By Neil Roland
May 8 (Bloomberg) -- The U.S. Department of Housing and Urban Development plans to seek a ban on down payment assistance programs that have grown sevenfold this decade and contributed to a surge in foreclosures of government-backed mortgages.
Nonprofit groups including Nehemiah Corp. of America and AmeriDream Inc. provide the down payment help and are then reimbursed by the seller. The programs are ``a contributing factor of increased risk in our portfolio'' of loans, HUD spokesman Lemar Wooley said in an e-mail.
HUD plans to propose the ban this month for public comment, possibly as early as this week, Wooley said. More than 100,000 low- and moderate-income consumers bought homes using such programs last year. The percentage of foreclosures on these homes is more than double that on other loans sponsored by the Federal Housing Administration, according to agency audits.
``It's painted to be helping homeowners get into houses,'' HUD Inspector General Kenneth Donohue said in an interview. ``But it is circumventing good business practices, and you bet it has resulted in foreclosures.''
Once HUD issues its rule proposal, industry and consumer groups will have 60 days to submit comments.
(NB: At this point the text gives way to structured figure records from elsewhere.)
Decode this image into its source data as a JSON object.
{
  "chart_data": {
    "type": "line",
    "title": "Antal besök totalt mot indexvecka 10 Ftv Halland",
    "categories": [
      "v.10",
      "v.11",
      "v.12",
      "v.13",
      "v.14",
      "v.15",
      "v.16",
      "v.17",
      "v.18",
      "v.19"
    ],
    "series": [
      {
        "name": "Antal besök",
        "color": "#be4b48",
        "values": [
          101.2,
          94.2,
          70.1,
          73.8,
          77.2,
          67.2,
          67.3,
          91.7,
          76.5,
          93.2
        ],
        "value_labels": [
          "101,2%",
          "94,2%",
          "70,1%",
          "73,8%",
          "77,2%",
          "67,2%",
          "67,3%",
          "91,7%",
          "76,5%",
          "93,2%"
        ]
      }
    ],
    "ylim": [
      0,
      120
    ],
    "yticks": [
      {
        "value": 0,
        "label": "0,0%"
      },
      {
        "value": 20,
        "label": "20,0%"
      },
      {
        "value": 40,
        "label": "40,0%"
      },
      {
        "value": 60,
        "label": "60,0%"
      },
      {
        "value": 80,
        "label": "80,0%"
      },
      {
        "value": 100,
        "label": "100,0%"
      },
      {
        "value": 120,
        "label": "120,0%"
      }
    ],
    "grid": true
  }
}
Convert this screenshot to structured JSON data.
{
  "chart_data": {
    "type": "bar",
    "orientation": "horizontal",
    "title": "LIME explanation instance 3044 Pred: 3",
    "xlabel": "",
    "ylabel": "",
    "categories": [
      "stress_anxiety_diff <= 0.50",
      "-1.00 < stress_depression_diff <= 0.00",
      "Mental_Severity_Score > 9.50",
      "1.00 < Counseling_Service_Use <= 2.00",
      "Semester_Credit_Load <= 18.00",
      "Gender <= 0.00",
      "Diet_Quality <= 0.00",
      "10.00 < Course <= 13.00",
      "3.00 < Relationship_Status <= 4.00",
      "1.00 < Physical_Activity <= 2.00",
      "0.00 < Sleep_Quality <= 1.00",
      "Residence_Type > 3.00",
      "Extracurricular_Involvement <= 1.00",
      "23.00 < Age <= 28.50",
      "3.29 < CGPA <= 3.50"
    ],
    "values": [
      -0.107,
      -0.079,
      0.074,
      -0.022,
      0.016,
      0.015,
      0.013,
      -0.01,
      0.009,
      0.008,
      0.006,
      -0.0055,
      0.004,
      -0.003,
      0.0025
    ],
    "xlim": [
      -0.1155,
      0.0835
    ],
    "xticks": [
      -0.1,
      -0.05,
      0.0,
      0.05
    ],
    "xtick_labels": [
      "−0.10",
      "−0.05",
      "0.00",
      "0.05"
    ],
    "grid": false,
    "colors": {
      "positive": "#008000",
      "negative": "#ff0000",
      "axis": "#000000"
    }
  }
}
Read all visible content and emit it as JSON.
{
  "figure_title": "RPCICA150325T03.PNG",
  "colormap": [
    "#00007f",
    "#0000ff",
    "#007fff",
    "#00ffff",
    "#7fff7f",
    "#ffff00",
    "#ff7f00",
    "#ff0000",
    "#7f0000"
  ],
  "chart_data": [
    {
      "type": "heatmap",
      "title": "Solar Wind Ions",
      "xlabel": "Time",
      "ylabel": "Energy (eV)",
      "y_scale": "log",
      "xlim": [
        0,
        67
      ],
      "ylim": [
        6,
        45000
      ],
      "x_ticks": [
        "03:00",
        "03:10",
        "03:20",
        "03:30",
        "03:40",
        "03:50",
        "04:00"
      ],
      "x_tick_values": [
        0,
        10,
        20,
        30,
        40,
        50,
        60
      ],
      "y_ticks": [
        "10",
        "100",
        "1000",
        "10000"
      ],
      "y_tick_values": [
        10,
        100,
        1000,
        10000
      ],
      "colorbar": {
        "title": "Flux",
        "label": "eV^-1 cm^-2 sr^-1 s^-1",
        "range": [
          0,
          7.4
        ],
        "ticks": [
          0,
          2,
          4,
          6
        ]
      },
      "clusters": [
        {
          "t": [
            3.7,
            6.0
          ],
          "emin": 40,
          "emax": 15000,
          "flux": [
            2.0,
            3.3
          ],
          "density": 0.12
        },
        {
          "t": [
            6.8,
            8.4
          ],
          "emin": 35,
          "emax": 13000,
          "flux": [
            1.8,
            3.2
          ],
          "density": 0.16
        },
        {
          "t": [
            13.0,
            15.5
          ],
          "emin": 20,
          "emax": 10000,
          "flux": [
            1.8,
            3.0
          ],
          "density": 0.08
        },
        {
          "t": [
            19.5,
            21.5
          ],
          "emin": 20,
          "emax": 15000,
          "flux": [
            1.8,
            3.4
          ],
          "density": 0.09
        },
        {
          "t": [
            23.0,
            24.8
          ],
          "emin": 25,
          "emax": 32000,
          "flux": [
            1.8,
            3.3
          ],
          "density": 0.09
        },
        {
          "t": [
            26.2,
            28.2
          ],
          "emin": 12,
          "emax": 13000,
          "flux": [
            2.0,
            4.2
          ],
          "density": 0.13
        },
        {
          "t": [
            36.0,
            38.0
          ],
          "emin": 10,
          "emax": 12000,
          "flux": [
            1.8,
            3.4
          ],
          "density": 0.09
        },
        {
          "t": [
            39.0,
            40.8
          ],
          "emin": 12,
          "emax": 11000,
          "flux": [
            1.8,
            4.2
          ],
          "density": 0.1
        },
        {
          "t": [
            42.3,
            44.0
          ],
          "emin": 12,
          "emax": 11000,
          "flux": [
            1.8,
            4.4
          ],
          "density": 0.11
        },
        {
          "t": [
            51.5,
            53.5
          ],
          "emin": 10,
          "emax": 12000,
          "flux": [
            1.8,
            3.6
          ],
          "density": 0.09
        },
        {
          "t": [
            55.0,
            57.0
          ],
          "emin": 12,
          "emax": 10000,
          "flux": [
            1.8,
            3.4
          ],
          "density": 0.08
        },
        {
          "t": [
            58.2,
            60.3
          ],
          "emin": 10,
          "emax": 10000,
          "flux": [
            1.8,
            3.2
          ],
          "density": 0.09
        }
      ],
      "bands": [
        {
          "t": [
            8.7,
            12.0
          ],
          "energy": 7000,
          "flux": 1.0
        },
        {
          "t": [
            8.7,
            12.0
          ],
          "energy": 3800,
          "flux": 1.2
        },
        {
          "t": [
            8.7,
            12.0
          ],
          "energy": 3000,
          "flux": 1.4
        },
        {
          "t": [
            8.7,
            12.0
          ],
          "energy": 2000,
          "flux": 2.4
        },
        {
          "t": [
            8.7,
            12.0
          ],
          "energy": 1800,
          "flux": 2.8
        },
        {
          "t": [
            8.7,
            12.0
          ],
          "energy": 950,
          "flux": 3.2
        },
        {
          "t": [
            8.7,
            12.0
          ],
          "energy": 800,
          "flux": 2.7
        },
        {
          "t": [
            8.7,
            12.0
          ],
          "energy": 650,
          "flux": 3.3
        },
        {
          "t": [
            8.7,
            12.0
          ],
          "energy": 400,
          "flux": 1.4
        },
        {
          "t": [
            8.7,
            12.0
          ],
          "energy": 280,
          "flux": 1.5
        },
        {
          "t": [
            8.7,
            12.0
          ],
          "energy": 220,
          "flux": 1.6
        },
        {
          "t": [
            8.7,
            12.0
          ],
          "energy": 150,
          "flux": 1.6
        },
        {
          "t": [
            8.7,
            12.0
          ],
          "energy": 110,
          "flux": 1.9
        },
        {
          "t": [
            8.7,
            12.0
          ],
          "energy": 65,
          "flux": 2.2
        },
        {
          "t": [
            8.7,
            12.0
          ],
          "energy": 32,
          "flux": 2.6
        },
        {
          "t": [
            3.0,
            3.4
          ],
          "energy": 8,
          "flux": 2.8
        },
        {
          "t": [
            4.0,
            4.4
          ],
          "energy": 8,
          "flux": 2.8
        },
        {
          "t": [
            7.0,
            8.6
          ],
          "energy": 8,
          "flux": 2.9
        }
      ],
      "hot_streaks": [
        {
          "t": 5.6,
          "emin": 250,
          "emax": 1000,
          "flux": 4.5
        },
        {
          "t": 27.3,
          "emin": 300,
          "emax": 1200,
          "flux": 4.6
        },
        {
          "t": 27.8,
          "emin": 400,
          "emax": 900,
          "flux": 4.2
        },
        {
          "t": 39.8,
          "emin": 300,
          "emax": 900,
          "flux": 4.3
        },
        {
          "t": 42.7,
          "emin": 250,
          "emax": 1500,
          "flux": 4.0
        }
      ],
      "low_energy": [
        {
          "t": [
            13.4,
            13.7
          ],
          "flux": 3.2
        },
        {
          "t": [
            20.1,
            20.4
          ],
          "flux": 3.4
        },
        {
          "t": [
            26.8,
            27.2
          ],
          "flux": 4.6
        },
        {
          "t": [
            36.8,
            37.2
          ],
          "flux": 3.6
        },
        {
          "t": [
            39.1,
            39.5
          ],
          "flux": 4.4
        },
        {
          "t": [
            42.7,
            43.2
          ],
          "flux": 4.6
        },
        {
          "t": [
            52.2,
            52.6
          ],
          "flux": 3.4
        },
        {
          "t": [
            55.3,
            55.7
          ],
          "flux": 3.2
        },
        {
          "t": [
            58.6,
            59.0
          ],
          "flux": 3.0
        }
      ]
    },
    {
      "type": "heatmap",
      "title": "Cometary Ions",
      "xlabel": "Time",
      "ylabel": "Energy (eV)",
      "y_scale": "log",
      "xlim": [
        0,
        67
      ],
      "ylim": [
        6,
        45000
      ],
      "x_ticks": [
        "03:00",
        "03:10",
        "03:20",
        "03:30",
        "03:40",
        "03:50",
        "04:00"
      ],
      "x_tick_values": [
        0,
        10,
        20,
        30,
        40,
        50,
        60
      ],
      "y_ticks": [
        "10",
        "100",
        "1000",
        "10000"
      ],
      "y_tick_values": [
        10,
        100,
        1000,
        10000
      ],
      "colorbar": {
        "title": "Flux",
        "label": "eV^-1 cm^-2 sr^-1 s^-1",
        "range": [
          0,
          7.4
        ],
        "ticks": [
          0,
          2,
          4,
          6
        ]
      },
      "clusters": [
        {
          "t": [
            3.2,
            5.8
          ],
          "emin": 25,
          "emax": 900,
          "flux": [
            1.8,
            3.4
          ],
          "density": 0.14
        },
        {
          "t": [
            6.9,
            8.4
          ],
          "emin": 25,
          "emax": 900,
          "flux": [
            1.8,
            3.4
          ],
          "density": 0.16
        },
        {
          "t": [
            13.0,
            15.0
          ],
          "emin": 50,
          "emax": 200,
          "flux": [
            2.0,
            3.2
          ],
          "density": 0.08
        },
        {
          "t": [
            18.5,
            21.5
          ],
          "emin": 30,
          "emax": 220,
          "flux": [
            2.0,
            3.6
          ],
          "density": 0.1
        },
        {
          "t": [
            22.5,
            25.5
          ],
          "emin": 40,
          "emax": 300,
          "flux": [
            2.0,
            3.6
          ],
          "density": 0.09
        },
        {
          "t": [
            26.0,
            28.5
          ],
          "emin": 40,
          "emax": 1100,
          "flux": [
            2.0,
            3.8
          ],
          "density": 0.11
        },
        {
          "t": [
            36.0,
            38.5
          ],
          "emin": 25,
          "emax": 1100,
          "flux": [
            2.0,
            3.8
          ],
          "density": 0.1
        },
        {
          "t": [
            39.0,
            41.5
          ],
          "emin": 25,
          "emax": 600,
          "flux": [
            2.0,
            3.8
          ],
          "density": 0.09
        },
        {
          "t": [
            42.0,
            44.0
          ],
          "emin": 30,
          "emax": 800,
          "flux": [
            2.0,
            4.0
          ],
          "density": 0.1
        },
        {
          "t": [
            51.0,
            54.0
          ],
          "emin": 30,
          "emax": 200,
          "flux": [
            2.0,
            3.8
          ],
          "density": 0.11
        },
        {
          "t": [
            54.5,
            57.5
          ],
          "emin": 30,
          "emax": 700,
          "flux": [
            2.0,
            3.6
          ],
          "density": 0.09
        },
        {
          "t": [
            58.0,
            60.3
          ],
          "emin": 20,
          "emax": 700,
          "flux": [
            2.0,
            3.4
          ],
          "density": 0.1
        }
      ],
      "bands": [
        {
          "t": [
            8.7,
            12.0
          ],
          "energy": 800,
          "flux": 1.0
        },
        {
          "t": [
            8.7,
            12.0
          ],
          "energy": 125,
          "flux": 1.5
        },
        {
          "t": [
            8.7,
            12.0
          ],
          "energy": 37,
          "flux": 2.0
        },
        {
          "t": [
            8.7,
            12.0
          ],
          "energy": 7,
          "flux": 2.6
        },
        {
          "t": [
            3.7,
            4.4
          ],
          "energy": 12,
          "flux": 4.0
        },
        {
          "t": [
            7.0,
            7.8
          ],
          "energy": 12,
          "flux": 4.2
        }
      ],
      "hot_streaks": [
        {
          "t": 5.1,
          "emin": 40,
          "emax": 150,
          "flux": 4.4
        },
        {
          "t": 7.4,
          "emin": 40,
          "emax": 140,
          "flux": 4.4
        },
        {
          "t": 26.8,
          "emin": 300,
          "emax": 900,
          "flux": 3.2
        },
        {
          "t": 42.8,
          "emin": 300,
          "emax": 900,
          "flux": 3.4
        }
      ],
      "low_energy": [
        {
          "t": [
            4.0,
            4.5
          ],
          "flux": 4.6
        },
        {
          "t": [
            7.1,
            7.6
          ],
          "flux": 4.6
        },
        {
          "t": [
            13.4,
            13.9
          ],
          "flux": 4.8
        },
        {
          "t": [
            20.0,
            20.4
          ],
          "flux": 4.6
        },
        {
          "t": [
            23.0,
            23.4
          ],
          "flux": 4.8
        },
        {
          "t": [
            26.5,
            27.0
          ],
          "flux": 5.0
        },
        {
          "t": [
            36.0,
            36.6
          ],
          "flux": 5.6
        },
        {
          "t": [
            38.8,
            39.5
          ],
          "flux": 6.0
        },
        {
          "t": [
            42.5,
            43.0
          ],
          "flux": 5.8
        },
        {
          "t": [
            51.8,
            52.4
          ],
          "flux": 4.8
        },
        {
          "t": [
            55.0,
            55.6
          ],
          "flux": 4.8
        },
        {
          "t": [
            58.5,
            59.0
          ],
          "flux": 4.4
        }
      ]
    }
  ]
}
``Clearly there have been some problems, but we'd hate to see the whole thing eliminated out-of-hand,'' said David Ledford, a vice president of the National Association of Homebuilders. ``It's been a key ingredient to helping people achieve home ownership.''
Helping Buyers
The Washington-based group's 235,000 members include U.S. homebuilders D.R. Horton Inc., Lennar Corp., and Pulte Homes Inc. The companies are the three largest builders by market value, respectively. In 1999, HUD proposed a similar ban and withdrew it in 2001 following industry opposition.
Some nonprofit aid is provided to buyers without reimbursement from sellers. This type of assistance will not be forbidden under the upcoming proposal, Wooley said.
Under the program that HUD will try to ban, groups including Sacramento, California-based Nehemiah and AmeriDream Inc. in Gaithersburg, Maryland, give buyers an average of about $3,400 in down payment money. Sellers who reimburse them also pay a service fee. The arrangement was designed to circumvent U.S. rules that bar sellers from giving direct assistance.
Sellers have tried to recover the cost of the fee they pay nonprofits by raising the price of the house an average of 3 percent, a 2005 study by Congress's nonpartisan Government Accountability Office found. The higher prices contribute to the increase in foreclosures by buyers who have no equity in the homes, the GAO found. Buyers' settlement costs also rise in some counties with rising housing prices.
Lack of Information
Most home buyers who received nonprofit assistance were happy with their houses and ignorant about how they were financed, a HUD-sponsored survey found.
``Universally, borrowers expressed joy in becoming homeowners but wished they were given more information about the process,'' Concentrance Consulting Group of Washington said in a 2005 survey of 95 home buyers in 10 U.S. cities.
HUD ruled the arrangements legal in 1998 in response to a request from Nehemiah. They have become increasingly popular with the growing awareness that nonprofit assistance eliminates the buyer's responsibility for the 3 percent down payment required under FHA loans.
``Anything that would limit and hurt the potential for homebuyers who have been locked out of homeownership, and that would decrease the potential in the economy, would not be good, no matter what action it would be'' said AmeriDream Chief Executive Officer Ann Ashburn, who has testified before Congress about the program.
The number of FHA-backed homes purchased with non-profit assistance has risen to 102,921 in 2006 from 14,603 in 2000, HUD data shows. While these payments accounted for only 2 percent of all FHA loans in 2000, they soared to 33 percent of the loans last year.
The FHA has been trying to compete with subprime loans that require no down payment from buyers with little or no credit history. Subprime mortgages have been particularly risky, often coming with ballooning monthly mortgage payments. Rising foreclosures have been fueled by cheating on mortgage applications, said Robert Russell, a senior U.S. Office of Thrift Supervision lawyer.
A year ago, the Internal Revenue Service held that groups providing down payment assistance did not quality for tax exemptions. It said it was examining the practices of 185 nonprofits that provide this type of assistance to see if they merit tax-exempt status.
AmeriDream and Nehemiah, two of the leading non-profits providing down payment aid, both said they are in talks with the IRS.
``I firmly believe our tax-exempt status is not in jeopardy,'' AmeriDream's Ashburn said. Nehemiah ``is in full compliance with IRS rules,'' said CEO Scott Syphax.
AmeriDream has served 200,000 homebuyers with $665 million in assistance since it was founded in 1999, said spokesman Philip Jones.
Donohue, who oversees internal HUD audits and investigations, said he has been trying for years to get HUD to ban nonprofit assistance. The agency acted only after the IRS issued its ruling a year ago, he said.